All in all, it's a bad time, and reminds us why we shouldn't just go for the cheapest vacation deals we can find on the Internet. It's like Hostel, but even shittier.

The key here is atmosphere. Of course, the Spencer Mansion has a foreboding spirit of its own, but this is something else. The unnatural snowfall and fog over the town is creepy enough to make all the hairs on your scrote stand on end. Handily, it also helps to hide the piss-poor limitations of nineties 3D.

The whole ‘survival' thing comes in with the main character himself. Our ol' buddy Harry isn't a special ops commando armed to the ass. He's a regular Joe, vulnerable, low on stamina and scavenging for equipment to make it past the monsters. This was the mistake that recent Resident Evils made, making us such unstoppable badasses that they felt more like TPS ghastly-ass mutant shooting galleries.
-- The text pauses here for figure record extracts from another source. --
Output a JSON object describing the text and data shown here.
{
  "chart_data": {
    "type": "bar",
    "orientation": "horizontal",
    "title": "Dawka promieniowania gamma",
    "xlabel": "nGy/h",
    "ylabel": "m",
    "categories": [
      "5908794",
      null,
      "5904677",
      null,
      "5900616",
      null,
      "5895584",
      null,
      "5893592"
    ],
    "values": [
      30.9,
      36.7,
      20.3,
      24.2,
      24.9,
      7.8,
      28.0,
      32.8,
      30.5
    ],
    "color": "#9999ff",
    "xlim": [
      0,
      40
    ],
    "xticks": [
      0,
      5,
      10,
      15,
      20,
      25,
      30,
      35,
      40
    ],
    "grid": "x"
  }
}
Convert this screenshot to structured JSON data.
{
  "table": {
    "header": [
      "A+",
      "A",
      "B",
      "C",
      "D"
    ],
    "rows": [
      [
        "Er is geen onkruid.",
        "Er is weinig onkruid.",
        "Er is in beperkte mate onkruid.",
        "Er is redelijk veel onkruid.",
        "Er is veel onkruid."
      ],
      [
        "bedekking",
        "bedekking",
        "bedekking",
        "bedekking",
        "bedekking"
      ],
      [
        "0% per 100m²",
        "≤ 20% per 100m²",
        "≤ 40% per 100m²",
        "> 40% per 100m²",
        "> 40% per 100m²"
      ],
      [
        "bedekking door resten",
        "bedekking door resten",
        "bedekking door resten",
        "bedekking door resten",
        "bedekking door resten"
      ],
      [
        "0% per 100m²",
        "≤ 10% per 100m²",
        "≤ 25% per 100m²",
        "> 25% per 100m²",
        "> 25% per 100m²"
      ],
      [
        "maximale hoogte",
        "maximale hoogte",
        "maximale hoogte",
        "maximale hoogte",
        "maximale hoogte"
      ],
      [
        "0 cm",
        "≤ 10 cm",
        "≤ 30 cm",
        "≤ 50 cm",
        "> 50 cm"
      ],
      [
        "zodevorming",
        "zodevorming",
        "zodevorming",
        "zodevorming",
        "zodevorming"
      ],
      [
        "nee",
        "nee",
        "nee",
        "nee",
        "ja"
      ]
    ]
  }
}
But these monsters, you don't want to eff with.

Silent Hill was a success, I'd say, because it effectively melded the old and the new. There was no HUD to distract from the atmosphere, leaving you to do a lot of menu-wangling to check your health, inventory, maps and such. In that, and the general key-findin', bizarre-puzzle-solvin' action, it's so very Evil. But the nightmarish and supernatural quality of it all set this one apart. Zombies are all well and good, but Silent Hill has brought us a decade and a half of mystery, symbolism and all-round WTF.

What does Pyramid Head truly represent? Let's not get started on that one.